Is the panic reproducible in general?

diff --git a/sys/amd64/amd64/pmap.c b/sys/amd64/amd64/pmap.c
index c45b4316622b..c6c640dc733d 100644
--- a/sys/amd64/amd64/pmap.c
+++ b/sys/amd64/amd64/pmap.c
@@ -4129,10 +4129,10 @@ pmap_demote_pde_locked(pmap_t pmap, pd_entry_t *pde, vm_offset_t va,
        if (mpte->wire_count == 1) {
                mpte->wire_count = NPTEPG;
                pmap_fill_ptp(firstpte, newpte);
-       }
-       KASSERT((*firstpte & PG_FRAME) == (newpte & PG_FRAME),
-           ("pmap_demote_pde: firstpte and newpte map different physical"
-           " addresses"));
+       } else
+               KASSERT((*firstpte & PG_FRAME) == (newpte & PG_FRAME),
+                   ("pmap_demote_pde: firstpte and newpte map different physical"
+                   " addresses: %#lx and %#lx", *firstpte, newpte));
 
        /*
         * If the mapping has changed attributes, update the page table
Comment 6 Peter Holm freebsd_committer 2019-02-20 16:39:39 UTC
(In reply to Mark Johnston from comment #5)

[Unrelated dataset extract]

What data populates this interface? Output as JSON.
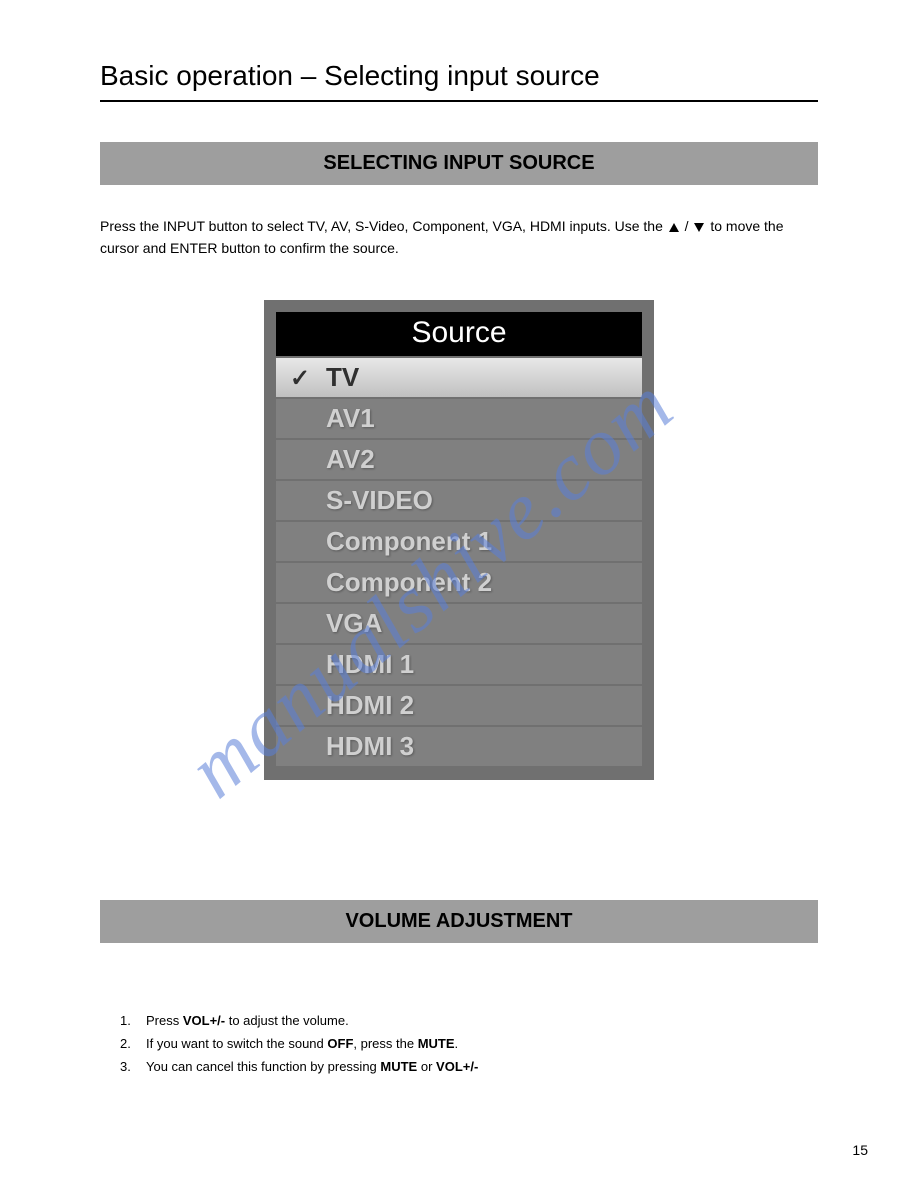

I have tried to reproduce the problem on a different host (t2) for 10 hours, without luck. Once the original host (mercat1) is free, I will try to reproduce it there.
I'll add this patch to the new hosts, just in case.

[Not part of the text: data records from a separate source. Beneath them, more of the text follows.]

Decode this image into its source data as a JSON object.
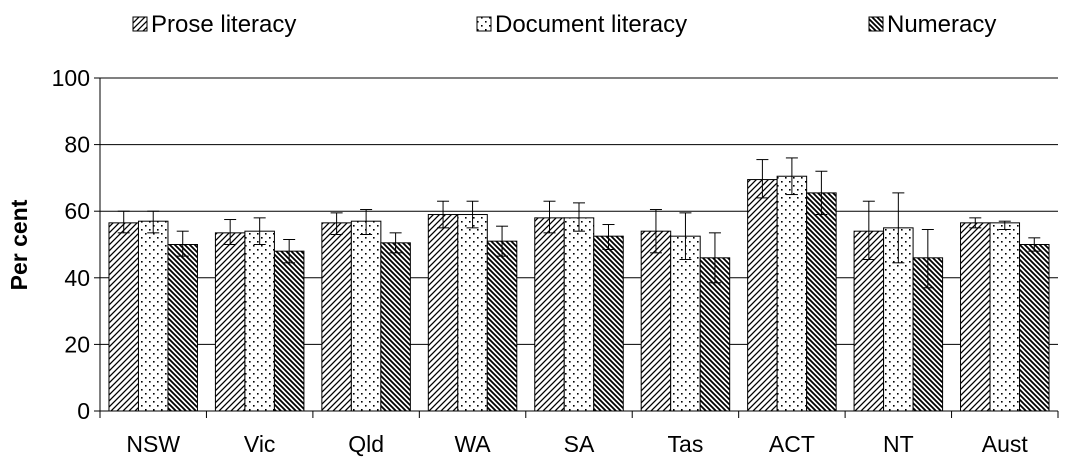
{
  "chart_data": {
    "type": "bar",
    "title": "",
    "xlabel": "",
    "ylabel": "Per cent",
    "ylim": [
      0,
      100
    ],
    "yticks": [
      0,
      20,
      40,
      60,
      80,
      100
    ],
    "grid": true,
    "legend_position": "top",
    "categories": [
      "NSW",
      "Vic",
      "Qld",
      "WA",
      "SA",
      "Tas",
      "ACT",
      "NT",
      "Aust"
    ],
    "series": [
      {
        "name": "Prose literacy",
        "pattern": "diagonal-up",
        "values": [
          56.5,
          53.5,
          56.5,
          59,
          58,
          54,
          69.5,
          54,
          56.5
        ],
        "error_low": [
          53.5,
          50,
          53,
          55,
          53.5,
          47.5,
          64,
          45.5,
          55
        ],
        "error_high": [
          60,
          57.5,
          59.5,
          63,
          63,
          60.5,
          75.5,
          63,
          58
        ]
      },
      {
        "name": "Document literacy",
        "pattern": "dots",
        "values": [
          57,
          54,
          57,
          59,
          58,
          52.5,
          70.5,
          55,
          56.5
        ],
        "error_low": [
          53.5,
          50,
          53,
          55,
          54,
          45.5,
          65,
          44.5,
          54.5
        ],
        "error_high": [
          60,
          58,
          60.5,
          63,
          62.5,
          59.5,
          76,
          65.5,
          57
        ]
      },
      {
        "name": "Numeracy",
        "pattern": "diagonal-down",
        "values": [
          50,
          48,
          50.5,
          51,
          52.5,
          46,
          65.5,
          46,
          50
        ],
        "error_low": [
          46.5,
          44.5,
          47.5,
          46.5,
          48.5,
          38.5,
          59,
          37,
          48
        ],
        "error_high": [
          54,
          51.5,
          53.5,
          55.5,
          56,
          53.5,
          72,
          54.5,
          52
        ]
      }
    ]
  }
}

Comment 7 Peter Holm freebsd_committer 2019-02-27 11:05:15 UTC
(In reply to Peter Holm from comment #6)
I have failed to reproduce this problem. Running the same test on the same host for more than a day did not trigger any problems.

As a last attempt I returned to r344247 where I ran the same test for 3 hours. Also no problems.
Comment 8 Mark Johnston freebsd_committer 2019-02-27 15:57:44 UTC
(In reply to Peter Holm from comment #7)
It is indeed a rather strange panic, of the sort that could be caused by a bit-flip.  Please reopen the bug if you manage to hit it again.